Company - Max Barry [59]
Jones says, “Why did she take his donut?”
“Look, please, if you tell, Elizabeth will know it came from me.”
“Okay, okay,” Freddy says. “It's just between us.”
“It was a spur-of-the-moment thing. She was hungry, that's all. It wasn't anything personal. Please, promise me you'll keep this secret.” Her voice wavers. Her face is pinched and anxious, her frown line a sharp tilde. “This is exactly what I was talking about!”
“Of course we won't tell,” Jones says. “Right?”
“Right, right.” Freddy licks his lips. Knowledge is power, and Freddy has a big, doughy chunk.
Holly still looks nervous. Jones says, “About that being two people thing. I know what you mean.”
“You do?” She looks at him hopefully. “Do you think everyone does?”
They look at Freddy, who is lost in thought. “What?” he says. “I'm not going to tell Roger about the donut.”
Rumor production slackens toward the end of October. Without any new information on the consolidations, the rumors turn in on themselves, becoming ever more fanciful. When someone claims that Senior Management is cutting Human Resources, that's the end; nobody can believe that. The atmosphere of desperate, ignorant terror essential to healthy rumors seeps away, replaced by a silent, wary paranoia. People bunker down, jealously keeping what they know, which is nothing, to themselves. As hands reach for jackets each night and briefcases are snapped closed, employees exchange suspicious farewells, each wondering if the other is concealing something. They conjecture what might await them the next day, and who might not. As they ride the elevator down, they eye the button panel and wonder how many holes it will soon have.
Jones loiters in the lobby, near the mission statement. This is becoming a habit: he keeps hoping he'll bump into Eve after work, but never does. Eve is supposedly a receptionist, but he has discovered she is practically never at the desk: all the actual reception work is done by Gretel. He sees Eve at the Alpha morning meetings, and occasionally in the monitoring room, but on those occasions there are other people around, like Blake Seddon. Jones wants to get Eve alone. He wants to follow up certain issues that were raised the night of the baseball game.
He is about to give up when a clack-clack of heels turns his head. “Jones!” Eve says. “I thought that was you.” She smiles as she draws close. “I saw you on the monitors. What are you doing?”
“Waiting for you,” Jones says, which is shockingly direct, but he is emboldened by the way Eve is smiling. “I thought maybe you'd like to grab a drink.”

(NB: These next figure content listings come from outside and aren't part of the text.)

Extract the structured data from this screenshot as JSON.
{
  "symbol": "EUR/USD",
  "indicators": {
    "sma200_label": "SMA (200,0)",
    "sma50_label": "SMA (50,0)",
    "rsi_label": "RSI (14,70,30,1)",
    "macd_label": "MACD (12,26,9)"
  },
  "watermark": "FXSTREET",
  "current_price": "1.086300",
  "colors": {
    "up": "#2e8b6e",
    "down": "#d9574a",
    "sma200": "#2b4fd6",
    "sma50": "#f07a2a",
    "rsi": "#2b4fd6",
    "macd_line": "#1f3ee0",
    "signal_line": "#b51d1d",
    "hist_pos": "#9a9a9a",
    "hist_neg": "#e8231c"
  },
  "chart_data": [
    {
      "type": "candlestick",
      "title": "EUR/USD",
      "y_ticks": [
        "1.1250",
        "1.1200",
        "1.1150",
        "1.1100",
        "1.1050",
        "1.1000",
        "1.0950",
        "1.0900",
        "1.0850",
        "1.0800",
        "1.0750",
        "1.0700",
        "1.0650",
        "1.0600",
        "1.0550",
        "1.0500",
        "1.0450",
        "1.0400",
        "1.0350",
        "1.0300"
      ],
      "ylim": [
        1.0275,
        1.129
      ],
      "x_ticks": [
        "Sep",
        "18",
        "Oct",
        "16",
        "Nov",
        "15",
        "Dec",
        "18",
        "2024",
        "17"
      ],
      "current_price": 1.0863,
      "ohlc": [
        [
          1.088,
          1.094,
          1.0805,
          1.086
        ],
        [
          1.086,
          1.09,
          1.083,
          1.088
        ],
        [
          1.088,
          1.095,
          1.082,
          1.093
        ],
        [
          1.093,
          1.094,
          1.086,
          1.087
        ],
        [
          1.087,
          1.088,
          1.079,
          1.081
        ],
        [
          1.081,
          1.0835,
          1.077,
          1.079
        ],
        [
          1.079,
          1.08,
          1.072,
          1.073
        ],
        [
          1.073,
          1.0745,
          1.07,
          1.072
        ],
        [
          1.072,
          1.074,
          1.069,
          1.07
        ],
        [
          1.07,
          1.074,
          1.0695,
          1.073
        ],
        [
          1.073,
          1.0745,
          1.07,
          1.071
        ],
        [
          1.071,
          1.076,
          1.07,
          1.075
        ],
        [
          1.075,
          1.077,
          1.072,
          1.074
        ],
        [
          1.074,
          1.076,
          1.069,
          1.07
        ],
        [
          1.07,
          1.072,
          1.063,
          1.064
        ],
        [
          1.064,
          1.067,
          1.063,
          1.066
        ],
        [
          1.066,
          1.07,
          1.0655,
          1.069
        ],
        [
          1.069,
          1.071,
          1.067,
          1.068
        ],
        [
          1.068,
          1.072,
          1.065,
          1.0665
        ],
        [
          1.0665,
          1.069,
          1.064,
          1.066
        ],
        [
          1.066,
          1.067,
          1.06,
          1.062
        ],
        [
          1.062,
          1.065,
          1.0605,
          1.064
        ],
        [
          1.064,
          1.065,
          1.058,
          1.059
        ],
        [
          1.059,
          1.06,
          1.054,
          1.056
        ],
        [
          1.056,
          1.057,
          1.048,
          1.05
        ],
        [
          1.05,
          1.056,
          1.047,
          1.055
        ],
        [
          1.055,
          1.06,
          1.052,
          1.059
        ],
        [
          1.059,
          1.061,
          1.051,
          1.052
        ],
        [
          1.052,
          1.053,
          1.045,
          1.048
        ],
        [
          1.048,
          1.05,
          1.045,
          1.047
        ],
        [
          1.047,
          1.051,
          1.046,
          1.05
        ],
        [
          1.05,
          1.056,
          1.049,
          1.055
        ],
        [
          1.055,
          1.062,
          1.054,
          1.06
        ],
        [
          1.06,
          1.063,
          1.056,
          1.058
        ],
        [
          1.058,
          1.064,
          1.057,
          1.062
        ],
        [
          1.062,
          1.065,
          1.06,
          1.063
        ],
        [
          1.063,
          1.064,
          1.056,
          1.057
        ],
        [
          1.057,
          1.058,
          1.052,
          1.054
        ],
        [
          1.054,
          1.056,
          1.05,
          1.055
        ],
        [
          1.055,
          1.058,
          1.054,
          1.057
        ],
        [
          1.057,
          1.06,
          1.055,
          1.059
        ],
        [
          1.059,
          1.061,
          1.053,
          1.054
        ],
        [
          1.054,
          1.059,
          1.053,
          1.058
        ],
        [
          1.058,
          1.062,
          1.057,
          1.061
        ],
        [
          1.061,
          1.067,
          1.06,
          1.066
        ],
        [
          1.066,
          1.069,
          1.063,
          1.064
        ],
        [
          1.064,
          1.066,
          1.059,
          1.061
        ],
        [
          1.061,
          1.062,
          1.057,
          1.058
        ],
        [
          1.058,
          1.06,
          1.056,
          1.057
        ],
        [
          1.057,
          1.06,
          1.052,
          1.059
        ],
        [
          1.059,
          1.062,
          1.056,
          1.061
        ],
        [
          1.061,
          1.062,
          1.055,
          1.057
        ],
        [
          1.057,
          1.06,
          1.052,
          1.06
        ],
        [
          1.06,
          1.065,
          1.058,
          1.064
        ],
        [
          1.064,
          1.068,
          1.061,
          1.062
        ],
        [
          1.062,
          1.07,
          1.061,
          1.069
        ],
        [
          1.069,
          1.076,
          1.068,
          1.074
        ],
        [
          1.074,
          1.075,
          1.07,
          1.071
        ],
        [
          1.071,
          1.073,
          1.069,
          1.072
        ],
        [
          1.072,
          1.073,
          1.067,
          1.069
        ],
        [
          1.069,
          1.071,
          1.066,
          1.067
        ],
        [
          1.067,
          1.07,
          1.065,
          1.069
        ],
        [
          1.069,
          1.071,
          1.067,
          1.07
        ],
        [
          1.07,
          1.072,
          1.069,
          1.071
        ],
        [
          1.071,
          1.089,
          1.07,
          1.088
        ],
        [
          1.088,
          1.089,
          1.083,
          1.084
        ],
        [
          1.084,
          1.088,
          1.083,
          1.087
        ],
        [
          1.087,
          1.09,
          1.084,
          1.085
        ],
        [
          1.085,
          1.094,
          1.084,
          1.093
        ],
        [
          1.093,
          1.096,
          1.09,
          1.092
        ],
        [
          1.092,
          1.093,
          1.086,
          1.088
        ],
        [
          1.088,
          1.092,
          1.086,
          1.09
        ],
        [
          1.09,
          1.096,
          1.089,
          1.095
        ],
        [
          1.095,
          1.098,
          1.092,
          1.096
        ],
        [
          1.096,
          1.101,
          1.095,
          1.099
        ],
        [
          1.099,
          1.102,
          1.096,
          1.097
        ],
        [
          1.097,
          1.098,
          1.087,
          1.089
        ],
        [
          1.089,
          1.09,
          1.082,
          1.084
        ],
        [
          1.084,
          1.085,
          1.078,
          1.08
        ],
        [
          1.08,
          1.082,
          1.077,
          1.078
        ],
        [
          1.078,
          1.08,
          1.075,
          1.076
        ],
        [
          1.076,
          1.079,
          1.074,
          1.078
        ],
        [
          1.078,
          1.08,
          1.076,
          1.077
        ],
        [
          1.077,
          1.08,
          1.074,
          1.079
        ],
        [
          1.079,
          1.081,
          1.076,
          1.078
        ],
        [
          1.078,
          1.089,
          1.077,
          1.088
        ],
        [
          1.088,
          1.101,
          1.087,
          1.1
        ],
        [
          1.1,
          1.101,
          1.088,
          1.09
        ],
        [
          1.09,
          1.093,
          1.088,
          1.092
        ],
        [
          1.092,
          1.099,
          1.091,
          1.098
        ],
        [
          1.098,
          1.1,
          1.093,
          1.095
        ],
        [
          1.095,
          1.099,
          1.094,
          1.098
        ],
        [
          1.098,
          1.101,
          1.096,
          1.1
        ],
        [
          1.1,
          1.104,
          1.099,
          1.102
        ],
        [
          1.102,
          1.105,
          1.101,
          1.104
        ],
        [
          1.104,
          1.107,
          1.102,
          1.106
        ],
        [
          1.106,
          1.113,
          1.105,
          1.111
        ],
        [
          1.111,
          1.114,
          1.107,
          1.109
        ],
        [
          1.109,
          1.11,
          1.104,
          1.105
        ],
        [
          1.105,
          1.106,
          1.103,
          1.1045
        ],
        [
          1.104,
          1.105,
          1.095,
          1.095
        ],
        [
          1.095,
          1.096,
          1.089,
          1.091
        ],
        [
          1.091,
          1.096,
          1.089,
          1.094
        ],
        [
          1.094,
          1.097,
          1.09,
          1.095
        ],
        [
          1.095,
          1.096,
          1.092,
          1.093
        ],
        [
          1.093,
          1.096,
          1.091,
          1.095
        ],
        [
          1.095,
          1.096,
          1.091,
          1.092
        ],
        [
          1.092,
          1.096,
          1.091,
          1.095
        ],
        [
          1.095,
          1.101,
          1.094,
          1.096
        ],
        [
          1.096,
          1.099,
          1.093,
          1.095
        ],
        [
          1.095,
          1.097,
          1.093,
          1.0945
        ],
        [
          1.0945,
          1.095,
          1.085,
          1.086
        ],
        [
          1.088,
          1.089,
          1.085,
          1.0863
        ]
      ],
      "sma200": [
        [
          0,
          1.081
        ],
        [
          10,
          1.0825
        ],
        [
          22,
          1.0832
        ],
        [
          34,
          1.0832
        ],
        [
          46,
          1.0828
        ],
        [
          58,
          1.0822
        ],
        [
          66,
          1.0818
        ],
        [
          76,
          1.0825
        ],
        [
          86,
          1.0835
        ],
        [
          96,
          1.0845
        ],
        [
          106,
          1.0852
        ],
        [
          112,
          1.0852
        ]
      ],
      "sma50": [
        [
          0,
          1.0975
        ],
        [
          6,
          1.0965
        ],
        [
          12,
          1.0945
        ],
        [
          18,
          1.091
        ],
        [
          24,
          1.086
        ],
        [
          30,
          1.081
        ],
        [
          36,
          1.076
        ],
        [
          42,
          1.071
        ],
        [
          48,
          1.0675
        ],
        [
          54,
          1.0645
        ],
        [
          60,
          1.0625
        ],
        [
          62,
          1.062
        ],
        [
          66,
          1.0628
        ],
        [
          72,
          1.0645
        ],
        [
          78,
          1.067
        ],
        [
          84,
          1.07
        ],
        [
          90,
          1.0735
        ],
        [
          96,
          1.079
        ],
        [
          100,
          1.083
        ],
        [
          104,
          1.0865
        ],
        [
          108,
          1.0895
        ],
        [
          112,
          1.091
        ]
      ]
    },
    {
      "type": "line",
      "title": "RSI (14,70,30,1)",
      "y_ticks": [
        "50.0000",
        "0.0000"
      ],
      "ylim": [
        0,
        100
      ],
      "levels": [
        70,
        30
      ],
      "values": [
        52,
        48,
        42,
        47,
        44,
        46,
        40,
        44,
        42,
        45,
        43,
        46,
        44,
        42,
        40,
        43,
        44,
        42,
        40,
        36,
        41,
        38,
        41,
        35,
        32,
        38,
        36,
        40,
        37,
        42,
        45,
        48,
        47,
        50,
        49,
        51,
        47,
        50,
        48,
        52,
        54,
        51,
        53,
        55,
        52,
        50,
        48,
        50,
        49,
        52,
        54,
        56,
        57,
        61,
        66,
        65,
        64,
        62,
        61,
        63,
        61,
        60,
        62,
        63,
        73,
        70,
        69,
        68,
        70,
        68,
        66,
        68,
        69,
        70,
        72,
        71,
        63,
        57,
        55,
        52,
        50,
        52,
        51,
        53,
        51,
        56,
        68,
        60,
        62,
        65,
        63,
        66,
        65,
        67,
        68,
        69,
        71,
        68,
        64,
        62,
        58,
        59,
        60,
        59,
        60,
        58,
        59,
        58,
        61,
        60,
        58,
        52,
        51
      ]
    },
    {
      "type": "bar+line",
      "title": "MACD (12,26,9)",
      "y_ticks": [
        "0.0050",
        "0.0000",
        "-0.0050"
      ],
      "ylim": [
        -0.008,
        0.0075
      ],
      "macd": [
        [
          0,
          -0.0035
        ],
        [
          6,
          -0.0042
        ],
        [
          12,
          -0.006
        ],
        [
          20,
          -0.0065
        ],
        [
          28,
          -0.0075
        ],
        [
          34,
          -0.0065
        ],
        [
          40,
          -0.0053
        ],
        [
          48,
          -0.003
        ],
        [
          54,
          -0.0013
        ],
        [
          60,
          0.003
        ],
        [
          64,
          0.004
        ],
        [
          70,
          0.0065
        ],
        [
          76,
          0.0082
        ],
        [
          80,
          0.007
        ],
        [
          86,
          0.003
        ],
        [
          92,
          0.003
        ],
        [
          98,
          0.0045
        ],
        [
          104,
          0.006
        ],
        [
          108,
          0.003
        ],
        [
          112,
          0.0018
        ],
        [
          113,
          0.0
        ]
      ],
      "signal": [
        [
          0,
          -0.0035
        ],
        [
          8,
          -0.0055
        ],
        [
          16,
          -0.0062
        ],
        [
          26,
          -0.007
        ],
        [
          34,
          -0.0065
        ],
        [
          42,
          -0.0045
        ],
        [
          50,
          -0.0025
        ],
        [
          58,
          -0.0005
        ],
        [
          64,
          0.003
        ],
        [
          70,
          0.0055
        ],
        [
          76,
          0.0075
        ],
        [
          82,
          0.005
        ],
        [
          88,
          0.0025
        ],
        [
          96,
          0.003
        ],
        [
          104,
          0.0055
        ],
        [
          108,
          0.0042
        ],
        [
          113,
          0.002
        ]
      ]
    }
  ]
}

“That sounds like an excellent idea.”
“Good.” Now he is grinning like a goon, but can't help it. “Good, then.”
“Give me one minute to freshen up. I'll be right back.” She strides off in the direction of the bathroom.
Jones shoves his hands in his pockets and bounces on his toes. Go Jones! he thinks.
“Night,” Freddy says, startling him.
“Bye! See you next week.” He watches Freddy exit the sliding doors. Just before he moves out of sight, Freddy throws a glance at the empty reception desk, and in a pure flash of clarity Jones realizes there is a catastrophic scene looming in his near future when Freddy finds out there is something going on between him and Eve. The idea freezes his spine.
“Okay!” Eve says, taking his arm. She flashes him a bright, happy smile. “Let's go. I know a place.”
She drives him to a low, ambiguous building by the bay that Jones has driven past a thousand times and never thought much about. It turns out to be a bar so stylish that it has dispensed with anything as obvious as trying to look like a bar, and at six o'clock on a Friday evening it is chock-full of deep orange sunshine and more pairs of expensive shoes than Jones has ever seen in one place. Eve threads her way through the crowd, a cocktail in hand, smiling and greeting people. He follows her to a balcony, where it is so packed that it's a fine line between conversation and slow dancing.